Definition at line 168 of file hdf5.py.

◆ write_samples()

def lalinference.io.hdf5.write_samples (   table,
  filename,
  metadata = None,
**  kwargs 
)

Write an HDF5 sample chain file.

Parameters

table : astropy.table.Table The sample chain as an Astropy table. filename : str The path of the HDF5 file on the filesystem. metadata: dict (optional) Dictionary of (path, value) pairs of metadata attributes to add to the output file kwargs: dict Any keyword arguments for astropy.table.Table.write.

Check that we catch columns that are supposed to be FIXED but are not:

‍table = Table([ ... Column(np.arange(10), name='foo', meta={'vary': FIXED}) ... ]) write_samples(table, 'bar.hdf5', 'bat/baz') # doctest: +ELLIPSIS Traceback (most recent call last): ... AssertionError: Arrays are not equal Column foo is a fixed column, but its values are not identical ...

And now try writing an arbitrary example to a temporary file. import os.path from tempfile import TemporaryDirectory table = Table([ ... Column(np.ones(10), name='foo', meta={'vary': FIXED}), ... Column(np.arange(10), name='bar', meta={'vary': LINEAR}), ... Column(np.arange(10) * np.pi, name='bat', meta={'vary': CIRCULAR}), ... Column(np.arange(10), name='baz', meta={'vary': OUTPUT}) ... ]) with TemporaryDirectory() as dir: ... write_samples( ... table, os.path.join(dir, 'test.hdf5'), path='bat/baz')

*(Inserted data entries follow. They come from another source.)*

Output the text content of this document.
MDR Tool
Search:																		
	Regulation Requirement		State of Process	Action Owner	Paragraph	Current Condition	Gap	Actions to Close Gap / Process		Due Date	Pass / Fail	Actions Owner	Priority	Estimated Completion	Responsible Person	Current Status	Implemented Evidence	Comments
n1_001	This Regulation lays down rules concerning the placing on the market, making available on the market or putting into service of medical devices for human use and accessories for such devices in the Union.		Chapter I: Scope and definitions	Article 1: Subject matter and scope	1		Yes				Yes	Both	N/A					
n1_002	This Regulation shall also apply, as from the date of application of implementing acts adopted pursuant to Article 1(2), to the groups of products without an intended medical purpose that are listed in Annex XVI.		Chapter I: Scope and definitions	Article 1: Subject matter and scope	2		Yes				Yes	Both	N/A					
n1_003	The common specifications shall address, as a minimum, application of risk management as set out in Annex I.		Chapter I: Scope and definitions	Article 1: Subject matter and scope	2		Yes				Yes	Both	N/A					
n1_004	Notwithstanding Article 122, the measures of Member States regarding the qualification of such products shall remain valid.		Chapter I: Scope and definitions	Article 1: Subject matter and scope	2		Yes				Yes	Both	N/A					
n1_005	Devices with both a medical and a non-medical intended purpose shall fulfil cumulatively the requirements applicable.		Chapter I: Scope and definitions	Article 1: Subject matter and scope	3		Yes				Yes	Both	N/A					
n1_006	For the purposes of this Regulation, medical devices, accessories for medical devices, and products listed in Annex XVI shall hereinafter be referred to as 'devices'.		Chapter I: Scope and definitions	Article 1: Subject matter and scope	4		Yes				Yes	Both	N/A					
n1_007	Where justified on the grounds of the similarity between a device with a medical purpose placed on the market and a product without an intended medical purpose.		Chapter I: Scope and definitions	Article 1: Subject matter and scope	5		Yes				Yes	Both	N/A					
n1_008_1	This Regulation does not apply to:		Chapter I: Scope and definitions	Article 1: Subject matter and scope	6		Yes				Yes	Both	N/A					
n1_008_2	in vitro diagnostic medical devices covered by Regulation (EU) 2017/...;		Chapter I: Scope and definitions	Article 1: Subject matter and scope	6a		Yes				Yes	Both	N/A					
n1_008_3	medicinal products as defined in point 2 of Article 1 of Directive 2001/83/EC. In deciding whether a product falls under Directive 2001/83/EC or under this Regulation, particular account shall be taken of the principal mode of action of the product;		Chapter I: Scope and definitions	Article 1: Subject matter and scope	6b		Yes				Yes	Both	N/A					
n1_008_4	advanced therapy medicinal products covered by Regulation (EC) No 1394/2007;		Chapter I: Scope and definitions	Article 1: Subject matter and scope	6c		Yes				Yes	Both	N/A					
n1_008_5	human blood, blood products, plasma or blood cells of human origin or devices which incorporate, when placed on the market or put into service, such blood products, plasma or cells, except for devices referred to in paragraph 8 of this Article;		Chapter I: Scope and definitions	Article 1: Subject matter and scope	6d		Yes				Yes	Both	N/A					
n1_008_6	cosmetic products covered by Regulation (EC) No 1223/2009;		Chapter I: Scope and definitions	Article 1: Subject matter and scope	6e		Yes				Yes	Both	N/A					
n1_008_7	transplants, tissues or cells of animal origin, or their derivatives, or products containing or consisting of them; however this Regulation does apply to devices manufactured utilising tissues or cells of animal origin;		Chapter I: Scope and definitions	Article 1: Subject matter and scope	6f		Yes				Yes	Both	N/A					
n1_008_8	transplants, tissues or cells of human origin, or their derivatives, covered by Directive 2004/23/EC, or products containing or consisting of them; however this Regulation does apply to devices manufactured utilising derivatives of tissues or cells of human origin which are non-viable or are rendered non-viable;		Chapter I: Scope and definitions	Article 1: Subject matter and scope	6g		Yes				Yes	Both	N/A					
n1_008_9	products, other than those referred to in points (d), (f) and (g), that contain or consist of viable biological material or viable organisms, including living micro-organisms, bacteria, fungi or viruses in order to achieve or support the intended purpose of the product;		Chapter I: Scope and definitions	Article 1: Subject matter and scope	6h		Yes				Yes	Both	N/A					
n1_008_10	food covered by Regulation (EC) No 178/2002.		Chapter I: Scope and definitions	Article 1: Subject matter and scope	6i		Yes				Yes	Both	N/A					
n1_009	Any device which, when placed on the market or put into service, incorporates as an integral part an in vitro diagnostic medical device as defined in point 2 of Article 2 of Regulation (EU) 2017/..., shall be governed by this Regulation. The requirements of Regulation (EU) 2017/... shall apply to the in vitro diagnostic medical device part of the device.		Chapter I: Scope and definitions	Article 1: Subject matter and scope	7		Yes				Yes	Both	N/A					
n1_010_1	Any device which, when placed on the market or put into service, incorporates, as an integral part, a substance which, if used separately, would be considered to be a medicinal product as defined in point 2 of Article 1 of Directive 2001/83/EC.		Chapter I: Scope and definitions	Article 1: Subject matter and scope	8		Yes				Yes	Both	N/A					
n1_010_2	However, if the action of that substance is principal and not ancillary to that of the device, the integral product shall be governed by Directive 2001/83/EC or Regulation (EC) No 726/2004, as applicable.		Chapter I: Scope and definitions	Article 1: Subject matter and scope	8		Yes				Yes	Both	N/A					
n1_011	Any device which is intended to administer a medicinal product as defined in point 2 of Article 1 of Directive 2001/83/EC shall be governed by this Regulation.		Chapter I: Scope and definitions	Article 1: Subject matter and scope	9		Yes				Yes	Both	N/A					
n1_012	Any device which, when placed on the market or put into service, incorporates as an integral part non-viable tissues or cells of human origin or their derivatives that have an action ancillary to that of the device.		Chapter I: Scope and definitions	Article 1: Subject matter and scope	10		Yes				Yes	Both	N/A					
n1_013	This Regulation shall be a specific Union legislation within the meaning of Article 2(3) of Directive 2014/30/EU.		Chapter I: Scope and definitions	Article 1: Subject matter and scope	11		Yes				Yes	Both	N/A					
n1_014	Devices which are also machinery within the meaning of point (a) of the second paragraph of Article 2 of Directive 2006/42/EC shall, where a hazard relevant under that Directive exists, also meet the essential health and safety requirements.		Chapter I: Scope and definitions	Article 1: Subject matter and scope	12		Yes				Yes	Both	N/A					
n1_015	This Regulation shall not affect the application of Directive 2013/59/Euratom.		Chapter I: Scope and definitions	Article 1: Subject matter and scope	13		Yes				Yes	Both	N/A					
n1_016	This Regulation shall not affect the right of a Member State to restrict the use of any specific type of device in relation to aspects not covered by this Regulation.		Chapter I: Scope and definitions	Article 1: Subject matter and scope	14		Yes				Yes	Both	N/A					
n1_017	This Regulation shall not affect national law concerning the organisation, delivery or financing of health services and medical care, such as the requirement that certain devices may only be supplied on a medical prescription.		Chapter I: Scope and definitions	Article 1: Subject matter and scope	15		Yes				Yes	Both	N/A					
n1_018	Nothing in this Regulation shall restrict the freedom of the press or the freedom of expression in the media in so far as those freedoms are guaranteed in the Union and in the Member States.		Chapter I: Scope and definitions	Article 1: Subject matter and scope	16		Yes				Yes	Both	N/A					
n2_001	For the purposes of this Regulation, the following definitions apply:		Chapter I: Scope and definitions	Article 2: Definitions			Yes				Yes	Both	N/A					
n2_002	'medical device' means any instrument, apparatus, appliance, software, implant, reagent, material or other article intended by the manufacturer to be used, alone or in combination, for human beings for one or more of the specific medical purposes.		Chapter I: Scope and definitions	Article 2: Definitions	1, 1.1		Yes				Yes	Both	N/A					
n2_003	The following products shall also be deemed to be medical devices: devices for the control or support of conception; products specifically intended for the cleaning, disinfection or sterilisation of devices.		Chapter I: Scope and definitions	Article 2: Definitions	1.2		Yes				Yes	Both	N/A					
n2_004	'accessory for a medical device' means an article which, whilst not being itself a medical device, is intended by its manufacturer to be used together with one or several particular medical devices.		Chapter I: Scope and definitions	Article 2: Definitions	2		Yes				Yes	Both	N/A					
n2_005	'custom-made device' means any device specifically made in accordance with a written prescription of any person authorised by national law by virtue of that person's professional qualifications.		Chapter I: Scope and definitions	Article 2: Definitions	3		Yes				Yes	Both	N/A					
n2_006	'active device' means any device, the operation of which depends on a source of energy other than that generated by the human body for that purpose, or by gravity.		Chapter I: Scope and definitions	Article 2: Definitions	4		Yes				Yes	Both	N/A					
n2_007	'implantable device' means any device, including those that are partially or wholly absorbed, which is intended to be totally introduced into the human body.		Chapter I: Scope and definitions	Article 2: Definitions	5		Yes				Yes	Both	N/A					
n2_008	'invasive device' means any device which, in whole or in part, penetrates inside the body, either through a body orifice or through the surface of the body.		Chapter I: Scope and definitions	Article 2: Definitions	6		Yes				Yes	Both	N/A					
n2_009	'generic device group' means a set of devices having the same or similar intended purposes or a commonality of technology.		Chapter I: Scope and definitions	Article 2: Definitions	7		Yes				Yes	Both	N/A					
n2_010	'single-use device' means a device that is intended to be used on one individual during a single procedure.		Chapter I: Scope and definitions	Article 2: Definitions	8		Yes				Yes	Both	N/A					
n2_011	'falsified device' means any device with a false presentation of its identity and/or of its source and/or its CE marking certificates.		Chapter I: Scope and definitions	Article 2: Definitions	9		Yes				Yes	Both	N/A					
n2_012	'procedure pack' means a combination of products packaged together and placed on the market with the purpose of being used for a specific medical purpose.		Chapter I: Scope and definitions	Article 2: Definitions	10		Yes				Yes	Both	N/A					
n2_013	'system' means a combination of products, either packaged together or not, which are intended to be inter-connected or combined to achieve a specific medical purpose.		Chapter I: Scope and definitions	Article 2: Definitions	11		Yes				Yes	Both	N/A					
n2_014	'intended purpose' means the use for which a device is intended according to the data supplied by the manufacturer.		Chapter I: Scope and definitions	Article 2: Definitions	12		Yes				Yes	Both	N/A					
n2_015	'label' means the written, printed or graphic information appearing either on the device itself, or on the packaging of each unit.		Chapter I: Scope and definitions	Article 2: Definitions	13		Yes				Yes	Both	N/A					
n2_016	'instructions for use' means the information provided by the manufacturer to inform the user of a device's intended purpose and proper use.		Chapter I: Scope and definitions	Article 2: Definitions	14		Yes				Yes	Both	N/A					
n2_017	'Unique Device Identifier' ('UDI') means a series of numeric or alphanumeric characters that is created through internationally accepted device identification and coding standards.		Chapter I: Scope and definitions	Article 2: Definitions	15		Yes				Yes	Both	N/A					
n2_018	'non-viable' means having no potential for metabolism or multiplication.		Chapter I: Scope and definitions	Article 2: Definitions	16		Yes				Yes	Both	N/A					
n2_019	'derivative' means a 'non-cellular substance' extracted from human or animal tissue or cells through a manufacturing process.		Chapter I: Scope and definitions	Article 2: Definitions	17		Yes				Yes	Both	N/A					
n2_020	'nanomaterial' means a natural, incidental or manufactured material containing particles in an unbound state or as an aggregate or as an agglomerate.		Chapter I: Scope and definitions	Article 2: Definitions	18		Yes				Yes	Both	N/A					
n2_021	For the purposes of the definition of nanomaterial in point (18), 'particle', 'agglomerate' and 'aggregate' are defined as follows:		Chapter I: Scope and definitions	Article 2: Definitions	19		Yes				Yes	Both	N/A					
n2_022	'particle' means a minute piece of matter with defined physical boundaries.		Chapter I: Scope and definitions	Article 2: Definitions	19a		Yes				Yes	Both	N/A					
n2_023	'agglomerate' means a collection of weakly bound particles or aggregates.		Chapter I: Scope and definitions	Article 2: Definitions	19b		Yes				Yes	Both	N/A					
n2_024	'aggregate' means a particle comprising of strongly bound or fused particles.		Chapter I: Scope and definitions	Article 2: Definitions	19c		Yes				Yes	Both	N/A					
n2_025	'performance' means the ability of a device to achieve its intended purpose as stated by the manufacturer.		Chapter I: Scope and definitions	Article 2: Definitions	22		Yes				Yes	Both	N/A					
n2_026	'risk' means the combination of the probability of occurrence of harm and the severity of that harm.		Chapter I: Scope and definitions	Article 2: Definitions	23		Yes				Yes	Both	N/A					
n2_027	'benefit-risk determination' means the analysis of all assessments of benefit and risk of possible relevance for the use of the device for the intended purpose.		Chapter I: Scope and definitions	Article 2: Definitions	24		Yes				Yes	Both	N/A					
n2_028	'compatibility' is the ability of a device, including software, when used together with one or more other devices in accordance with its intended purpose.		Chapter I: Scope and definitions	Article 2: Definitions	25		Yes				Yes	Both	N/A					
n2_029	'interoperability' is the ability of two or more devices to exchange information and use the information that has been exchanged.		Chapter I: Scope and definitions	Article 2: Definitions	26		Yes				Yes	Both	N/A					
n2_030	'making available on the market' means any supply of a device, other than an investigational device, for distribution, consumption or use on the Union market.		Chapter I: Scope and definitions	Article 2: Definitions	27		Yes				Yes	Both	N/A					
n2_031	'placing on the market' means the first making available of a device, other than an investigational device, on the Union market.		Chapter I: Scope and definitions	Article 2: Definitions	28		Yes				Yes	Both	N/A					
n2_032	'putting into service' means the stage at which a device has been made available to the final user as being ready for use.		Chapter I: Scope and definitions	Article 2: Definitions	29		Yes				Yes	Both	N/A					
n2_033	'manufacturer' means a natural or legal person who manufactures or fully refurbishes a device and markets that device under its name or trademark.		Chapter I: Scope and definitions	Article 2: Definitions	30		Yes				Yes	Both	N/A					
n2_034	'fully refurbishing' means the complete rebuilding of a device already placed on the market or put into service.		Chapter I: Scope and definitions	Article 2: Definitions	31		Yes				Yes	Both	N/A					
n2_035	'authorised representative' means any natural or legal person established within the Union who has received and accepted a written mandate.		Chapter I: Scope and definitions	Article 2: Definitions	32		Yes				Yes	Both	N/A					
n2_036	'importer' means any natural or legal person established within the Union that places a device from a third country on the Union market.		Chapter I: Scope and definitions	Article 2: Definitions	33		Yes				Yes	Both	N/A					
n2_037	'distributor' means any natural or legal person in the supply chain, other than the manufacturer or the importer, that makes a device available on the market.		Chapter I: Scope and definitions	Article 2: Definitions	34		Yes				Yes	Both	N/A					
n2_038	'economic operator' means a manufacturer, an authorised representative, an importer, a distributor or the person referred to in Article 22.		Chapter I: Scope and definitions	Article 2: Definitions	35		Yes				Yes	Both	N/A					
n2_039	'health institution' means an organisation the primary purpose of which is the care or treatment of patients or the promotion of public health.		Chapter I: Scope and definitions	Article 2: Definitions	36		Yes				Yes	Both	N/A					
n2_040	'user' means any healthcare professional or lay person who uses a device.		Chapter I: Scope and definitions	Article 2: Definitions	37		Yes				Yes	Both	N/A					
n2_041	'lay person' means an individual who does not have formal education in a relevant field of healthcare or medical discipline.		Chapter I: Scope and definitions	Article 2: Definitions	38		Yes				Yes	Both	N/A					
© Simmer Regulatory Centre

Definition at line 243 of file hdf5.py.

◆ update_metadata()

def lalinference.io.hdf5.update_metadata (   metadata,
  level,
  attrs,
  strict_versions,
  collision = 'raise' 
)

Updates the sub-dictionary 'key' of 'metadata' with the values from 'attrs', while enforcing that existing values are equal to those with which the dict is updated.

Definition at line 281 of file hdf5.py.

◆ extract_metadata()

def lalinference.io.hdf5.extract_metadata (   filename,
  metadata,
  log_noise_evidences = [],
  log_max_likelihoods = [],
  nlive = [],
  dset_name = None,
  nest = False,
  strict_versions = True 
)

Extract metadata from HDF5 sample chain file.

Parameters

filename : str The path of the HDF5 file on the filesystem. metadata : dict Dict into which to place metadata log_noise_evidences : array (optional) Array into which to place log noise evidences (if nest = True) log_max_likelihoods : array (optional) Array into which to place log max likelihoods (if nest = True) nlive : array (optional) Array into which to place number of live points (if nest = True) return_run_identifier : Boolean (optional : default False) Whether to return the run identifier nest : Boolean (optional : default False) Whether to output quantities that only exist for nest runs

Returns

run_identifier : str The run identifier

Definition at line 332 of file hdf5.py.